At the further end of that spectrum internationally, rooms like Frantzén in Stockholm or FZN by Björn Frantzén in Dubai demonstrate how modern cuisine can scale toward ultra-premium formats; L'ID operates in the opposite direction, where accessibility rather than exclusivity defines the offer.

Sitting in the Lingolsheim Picture

For visitors already in or around Strasbourg, the practical case for Lingolsheim is direct: the town is within easy reach of the city centre, and the absence of a destination-dining premium in the address contributes to the €€ pricing. The 415 Google reviews averaging 4.7 out of five suggest a dining room that performs consistently rather than intermittently, which at this price tier is more reliable as a trust signal than a single exceptional meal reported in specialist press.

Planning around L'ID fits naturally into a broader Alsace itinerary. The region supports several days of serious eating across a range of price points and styles, and Lingolsheim makes a logical stop for a lunch or dinner that does not require the booking lead times or budget allocation of the major starred addresses. For context on what else the area offers at ground level, our full Lingolsheim restaurants guide maps the broader local picture, while our Lingolsheim hotels guide, bars guide, wineries guide, and experiences guide round out the surrounding offer.

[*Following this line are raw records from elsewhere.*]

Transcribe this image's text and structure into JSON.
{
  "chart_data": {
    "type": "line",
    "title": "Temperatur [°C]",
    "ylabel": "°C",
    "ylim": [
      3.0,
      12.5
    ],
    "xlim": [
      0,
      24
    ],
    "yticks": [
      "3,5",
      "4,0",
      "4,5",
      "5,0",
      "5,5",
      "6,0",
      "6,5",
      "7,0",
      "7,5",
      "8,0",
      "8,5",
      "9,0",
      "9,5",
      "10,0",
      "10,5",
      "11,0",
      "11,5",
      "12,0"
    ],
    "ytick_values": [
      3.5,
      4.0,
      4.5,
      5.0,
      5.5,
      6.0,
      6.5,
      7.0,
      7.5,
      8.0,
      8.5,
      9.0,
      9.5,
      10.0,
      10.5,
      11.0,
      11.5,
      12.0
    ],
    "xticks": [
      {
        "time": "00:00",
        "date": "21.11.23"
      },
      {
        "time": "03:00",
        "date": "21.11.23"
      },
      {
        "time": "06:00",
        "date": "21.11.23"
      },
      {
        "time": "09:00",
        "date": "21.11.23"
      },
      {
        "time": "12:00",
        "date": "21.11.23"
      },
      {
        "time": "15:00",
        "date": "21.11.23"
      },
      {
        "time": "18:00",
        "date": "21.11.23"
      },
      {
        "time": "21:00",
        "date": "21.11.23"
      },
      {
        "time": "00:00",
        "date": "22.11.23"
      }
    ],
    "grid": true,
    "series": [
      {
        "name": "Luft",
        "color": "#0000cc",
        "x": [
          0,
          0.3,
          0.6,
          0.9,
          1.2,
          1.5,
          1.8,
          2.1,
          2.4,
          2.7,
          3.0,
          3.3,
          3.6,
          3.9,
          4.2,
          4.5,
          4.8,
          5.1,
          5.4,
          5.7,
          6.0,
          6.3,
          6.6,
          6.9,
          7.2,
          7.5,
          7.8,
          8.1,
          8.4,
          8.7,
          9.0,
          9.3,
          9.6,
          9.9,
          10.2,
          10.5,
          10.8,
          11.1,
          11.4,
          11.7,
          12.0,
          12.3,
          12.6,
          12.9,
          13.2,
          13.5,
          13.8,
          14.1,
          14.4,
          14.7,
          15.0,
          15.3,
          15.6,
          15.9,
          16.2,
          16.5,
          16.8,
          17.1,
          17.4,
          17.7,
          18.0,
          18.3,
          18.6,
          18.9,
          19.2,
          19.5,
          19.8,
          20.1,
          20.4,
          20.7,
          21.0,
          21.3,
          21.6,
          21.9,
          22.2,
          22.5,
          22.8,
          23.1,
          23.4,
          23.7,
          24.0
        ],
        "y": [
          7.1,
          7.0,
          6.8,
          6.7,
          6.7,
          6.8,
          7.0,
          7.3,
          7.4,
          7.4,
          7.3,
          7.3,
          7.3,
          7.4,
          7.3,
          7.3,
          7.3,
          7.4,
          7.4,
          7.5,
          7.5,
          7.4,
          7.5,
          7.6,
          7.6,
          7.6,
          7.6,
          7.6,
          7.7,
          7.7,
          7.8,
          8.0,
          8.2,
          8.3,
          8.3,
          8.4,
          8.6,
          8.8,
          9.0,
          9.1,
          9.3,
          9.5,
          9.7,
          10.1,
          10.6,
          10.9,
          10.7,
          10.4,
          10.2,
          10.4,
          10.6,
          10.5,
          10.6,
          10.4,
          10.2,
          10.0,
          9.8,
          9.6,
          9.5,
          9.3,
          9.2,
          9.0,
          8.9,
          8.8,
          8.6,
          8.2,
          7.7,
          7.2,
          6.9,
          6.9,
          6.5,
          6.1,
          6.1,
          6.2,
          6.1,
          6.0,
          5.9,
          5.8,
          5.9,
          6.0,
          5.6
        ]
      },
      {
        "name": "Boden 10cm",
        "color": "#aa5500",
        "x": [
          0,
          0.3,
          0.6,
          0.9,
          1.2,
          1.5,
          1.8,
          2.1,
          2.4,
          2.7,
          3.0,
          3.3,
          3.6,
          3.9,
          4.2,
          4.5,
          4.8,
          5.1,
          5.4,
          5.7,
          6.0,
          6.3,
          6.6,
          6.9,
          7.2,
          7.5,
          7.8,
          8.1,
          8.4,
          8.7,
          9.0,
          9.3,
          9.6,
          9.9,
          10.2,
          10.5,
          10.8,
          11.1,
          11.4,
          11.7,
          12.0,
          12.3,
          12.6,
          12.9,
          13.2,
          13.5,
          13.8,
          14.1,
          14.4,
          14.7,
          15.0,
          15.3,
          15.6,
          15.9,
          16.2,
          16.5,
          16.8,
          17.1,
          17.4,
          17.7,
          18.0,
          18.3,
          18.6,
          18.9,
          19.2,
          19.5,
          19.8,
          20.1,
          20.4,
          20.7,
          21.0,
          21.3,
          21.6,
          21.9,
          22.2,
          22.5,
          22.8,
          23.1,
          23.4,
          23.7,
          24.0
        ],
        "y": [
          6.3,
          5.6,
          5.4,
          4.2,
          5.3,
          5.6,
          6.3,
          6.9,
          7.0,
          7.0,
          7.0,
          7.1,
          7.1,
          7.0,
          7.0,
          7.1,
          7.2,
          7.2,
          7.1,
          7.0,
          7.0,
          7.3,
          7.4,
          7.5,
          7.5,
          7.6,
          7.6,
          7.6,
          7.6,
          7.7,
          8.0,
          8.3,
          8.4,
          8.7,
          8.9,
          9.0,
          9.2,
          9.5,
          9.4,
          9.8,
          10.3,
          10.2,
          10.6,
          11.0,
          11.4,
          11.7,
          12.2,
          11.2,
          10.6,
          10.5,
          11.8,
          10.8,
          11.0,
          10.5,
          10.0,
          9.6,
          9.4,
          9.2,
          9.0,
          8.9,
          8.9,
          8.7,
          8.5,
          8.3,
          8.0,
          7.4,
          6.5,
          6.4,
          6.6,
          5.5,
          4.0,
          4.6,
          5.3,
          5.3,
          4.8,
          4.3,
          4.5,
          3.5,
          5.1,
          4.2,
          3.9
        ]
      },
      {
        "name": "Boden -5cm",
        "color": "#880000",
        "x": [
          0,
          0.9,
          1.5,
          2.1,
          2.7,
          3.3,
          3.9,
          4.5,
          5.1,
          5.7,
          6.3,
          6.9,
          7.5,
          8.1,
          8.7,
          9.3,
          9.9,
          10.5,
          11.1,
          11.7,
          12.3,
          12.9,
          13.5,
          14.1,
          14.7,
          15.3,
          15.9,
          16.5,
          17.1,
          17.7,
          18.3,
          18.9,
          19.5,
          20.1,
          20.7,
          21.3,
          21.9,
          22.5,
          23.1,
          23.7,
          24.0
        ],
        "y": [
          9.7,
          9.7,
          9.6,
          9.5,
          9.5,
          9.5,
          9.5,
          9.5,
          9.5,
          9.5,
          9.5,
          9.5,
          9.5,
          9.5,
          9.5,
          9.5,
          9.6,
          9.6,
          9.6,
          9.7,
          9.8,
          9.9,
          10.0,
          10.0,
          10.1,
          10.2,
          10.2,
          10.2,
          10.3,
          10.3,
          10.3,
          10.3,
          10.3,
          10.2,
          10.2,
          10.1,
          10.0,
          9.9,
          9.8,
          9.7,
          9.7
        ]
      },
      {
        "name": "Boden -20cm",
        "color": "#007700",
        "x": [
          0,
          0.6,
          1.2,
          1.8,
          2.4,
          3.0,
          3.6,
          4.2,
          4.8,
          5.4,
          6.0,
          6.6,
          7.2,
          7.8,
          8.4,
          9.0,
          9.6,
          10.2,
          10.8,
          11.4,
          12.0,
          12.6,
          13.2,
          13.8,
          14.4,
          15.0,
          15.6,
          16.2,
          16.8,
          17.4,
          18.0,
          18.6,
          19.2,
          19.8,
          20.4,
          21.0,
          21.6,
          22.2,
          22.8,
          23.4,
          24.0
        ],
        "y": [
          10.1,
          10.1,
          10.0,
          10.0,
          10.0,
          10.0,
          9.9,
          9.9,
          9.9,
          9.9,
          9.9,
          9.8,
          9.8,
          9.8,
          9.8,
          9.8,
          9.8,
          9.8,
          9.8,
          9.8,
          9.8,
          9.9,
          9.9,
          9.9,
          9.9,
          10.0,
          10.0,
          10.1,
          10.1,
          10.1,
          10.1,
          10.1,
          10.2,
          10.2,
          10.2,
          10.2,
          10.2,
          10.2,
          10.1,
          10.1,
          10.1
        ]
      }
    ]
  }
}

Booking method, seating capacity, and hours are not confirmed in available data, so contacting the restaurant directly at 11 Rue du Château, 67380 Lingolsheim, before visiting is the sensible approach, particularly if travelling from a distance to combine with other Alsace stops such as Troisgros, Auberge du Vieux Puits, or Paul Bocuse - L'Auberge du Pont de Collonges as part of a broader French gastronomy circuit.

Frequently Asked Questions

Is L'ID child-friendly?
At the €€ price point in a suburban Lingolsheim setting, the atmosphere is unlikely to be as formal as a starred city-centre room, but specific children's menu or seating policy information is not confirmed — contact the restaurant directly before booking with young children.
What is the overall feel of L'ID?
If you are looking for a serious modern cuisine meal in the greater Strasbourg area without the ceremony or expenditure of a starred address, L'ID fits that condition: consecutive Michelin Plate recognition in 2024 and 2025, a €€ price bracket, and a suburban Lingolsheim address that keeps the focus on the plate rather than the occasion.
What dish is L'ID famous for?
No signature dishes are confirmed in available data. Given the Michelin Plate recognition across two consecutive years and the modern cuisine framework, the cooking likely reflects current Alsatian sourcing and seasonal rhythm rather than a fixed house speciality; the menu should be treated as the guide rather than any single dish reputation.